I don't think there's a maximum SNR or SINR per se. SNR could be infinite, in principle, and the receiver should work great. The problem will be saturation of the receiver, with more than so much signal level. Or another way to say it is, if the receiver becomes overwhelmed with input signal, it creates intermodulation distortion products, and therefore the very high input power actually reduces SINR, inside the receiver.
Here's an interesting presentation. The receiver design they show becomes saturated at a power level of -10 dBm, at the receiver input.
The SINR you show in your table is the ratio S / (N + I), at the receiver. What the table says is that if this ratio is as low as -6.7 dB, you can still successfully receive the signal, but only if you use QPSK modulation, and a strong FEC, which results in low spectral efficiency.
At the opposite extreme, if you use 64-QAM and a much weaker FEC, you can achieve a fairly impressive spectral efficiency, but the price you pay is that the channel has to be very clean. The marginal SINR is now 22.7 dB, which is quite benign.
So, how does one typically achieve a high SNR at the receiver? Since there isn't much you can do about noise in the propagation channel and in the receiver electronics, all you can do is increase signal power at the transmitter, increase the gain of the transmit antenna, and/or increase the gain of the receive antenna.
You asked what the highest SNR or SINR is. If you conceive of the noise level being very low, SNR or SINR could theoretically be extremely high. That's not really the point. The point is that you have limits to how much transmit power is practical, *and* you have limits in how much input signal power the receiver can cope with. You cannot just keep increasing input signal power at the receiver indefinitely. The link I showed you gives an example of what happens when the receiver becomes overloaded, in their case, with -10dBm of signal strength.
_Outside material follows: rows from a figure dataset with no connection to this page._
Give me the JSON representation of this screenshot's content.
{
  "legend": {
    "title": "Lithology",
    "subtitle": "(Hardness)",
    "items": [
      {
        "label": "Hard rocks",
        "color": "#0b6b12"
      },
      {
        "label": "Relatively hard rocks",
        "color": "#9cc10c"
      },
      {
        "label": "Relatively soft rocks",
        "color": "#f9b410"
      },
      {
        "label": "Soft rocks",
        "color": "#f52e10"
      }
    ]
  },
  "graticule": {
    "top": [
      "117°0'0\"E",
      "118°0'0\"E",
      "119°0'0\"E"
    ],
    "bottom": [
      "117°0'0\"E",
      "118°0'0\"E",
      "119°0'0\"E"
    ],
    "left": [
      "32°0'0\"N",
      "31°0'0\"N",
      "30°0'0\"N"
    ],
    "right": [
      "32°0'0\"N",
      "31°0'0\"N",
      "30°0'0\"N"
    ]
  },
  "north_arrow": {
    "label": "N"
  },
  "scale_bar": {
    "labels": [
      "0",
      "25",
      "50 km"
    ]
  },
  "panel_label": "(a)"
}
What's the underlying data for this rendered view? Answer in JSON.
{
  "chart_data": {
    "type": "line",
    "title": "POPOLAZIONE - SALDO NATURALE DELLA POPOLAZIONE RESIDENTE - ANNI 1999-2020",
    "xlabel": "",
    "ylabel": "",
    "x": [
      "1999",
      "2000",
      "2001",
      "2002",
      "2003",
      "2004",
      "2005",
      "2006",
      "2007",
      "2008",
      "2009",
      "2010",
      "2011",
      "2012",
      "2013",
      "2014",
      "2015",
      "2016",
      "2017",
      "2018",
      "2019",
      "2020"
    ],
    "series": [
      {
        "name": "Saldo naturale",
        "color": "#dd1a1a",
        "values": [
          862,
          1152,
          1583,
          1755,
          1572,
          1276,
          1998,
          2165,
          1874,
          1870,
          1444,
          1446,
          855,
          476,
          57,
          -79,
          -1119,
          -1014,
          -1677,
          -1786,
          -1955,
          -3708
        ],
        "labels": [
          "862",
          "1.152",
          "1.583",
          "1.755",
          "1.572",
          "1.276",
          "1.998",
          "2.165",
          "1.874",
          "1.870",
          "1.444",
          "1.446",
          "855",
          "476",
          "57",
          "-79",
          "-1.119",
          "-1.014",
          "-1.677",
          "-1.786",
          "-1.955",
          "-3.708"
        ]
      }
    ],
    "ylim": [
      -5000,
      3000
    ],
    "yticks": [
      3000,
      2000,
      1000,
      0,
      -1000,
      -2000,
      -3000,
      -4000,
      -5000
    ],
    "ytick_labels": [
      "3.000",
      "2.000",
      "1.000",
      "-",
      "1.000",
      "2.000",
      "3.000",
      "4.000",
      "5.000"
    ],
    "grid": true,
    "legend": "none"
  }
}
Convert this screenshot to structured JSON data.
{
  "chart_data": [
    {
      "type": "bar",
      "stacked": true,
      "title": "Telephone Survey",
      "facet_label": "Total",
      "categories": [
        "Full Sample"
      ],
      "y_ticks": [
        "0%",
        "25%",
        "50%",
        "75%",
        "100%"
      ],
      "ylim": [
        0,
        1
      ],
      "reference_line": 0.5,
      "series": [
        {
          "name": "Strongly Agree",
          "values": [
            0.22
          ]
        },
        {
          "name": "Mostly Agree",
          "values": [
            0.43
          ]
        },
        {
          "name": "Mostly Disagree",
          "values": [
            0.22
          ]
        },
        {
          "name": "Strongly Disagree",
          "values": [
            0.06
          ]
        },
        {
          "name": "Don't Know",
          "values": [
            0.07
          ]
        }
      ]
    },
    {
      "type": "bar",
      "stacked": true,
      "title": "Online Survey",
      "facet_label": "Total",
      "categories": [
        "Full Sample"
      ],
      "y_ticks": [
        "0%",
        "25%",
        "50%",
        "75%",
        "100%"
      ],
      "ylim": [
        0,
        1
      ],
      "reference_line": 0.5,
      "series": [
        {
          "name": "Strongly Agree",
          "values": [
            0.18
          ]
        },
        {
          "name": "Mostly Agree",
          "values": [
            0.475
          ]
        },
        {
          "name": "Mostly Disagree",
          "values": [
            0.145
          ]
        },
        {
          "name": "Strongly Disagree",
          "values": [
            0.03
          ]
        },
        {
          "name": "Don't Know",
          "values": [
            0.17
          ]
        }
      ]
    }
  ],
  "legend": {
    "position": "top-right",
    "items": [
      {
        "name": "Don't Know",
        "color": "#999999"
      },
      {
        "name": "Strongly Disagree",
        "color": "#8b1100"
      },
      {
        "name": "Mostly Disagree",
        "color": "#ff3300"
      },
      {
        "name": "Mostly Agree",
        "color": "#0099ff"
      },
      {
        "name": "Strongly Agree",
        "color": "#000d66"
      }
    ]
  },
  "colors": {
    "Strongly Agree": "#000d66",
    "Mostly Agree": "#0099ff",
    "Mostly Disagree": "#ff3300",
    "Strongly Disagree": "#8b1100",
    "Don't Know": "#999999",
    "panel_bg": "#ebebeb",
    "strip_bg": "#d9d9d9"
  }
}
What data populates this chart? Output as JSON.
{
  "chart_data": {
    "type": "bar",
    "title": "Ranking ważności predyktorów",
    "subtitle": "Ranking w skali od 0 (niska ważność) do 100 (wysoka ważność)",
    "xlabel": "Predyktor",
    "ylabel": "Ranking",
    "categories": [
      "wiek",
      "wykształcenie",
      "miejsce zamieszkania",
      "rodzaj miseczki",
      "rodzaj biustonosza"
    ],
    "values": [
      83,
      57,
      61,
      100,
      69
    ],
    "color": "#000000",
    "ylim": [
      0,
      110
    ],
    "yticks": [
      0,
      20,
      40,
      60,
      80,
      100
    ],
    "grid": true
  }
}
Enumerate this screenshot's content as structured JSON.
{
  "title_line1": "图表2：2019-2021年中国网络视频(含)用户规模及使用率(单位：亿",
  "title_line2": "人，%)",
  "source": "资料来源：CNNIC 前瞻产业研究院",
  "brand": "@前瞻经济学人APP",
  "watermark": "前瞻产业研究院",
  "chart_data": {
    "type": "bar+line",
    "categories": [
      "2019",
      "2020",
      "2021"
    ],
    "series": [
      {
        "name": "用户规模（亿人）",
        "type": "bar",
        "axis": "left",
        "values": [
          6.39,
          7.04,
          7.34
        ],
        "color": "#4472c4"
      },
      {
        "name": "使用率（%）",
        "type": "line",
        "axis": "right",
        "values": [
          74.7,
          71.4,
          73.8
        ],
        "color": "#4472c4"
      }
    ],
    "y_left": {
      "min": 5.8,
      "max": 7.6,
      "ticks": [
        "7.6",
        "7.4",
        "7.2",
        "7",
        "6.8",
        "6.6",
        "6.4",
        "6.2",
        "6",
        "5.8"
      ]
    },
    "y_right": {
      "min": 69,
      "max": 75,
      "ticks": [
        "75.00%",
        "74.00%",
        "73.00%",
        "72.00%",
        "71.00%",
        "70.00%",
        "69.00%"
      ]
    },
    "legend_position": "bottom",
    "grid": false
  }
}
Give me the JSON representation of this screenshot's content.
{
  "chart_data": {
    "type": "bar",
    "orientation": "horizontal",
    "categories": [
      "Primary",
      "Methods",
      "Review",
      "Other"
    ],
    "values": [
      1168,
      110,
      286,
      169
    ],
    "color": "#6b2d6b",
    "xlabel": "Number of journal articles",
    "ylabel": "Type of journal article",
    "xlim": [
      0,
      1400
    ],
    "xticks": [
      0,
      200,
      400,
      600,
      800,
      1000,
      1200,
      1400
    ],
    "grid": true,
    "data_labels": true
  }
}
So you need to rephrase your question. Marginal SNR or SINR is always the lowest possible figure required for successful demodulation of a signal. The highest SNR or SINR is in principle infinite (meaning, zero noise, zero interference, even with a practical amount of transmitter power).
But there *is* a "maximum" you should be concerned with. It's not the maximum SNR. Instead, it could be the maximum signal power at the receiver's antenna connection, which depends on receiver design. Another maximum level that would be involved here is the maximum allowable transmitter power, which would normally be limited by human health concerns, especially with cellular communications, where the transmitters are all around us (cell phones and cell towers).
Over the top SNIR makes little sense in a networked system. Every extra dB is only increasing interferences to other users, and is also consuming more energy, so overall you only lose. If I can define a maximum as a requirement of a maximum rate modulation scheme, then yes, there is such thing as maximum SNIR.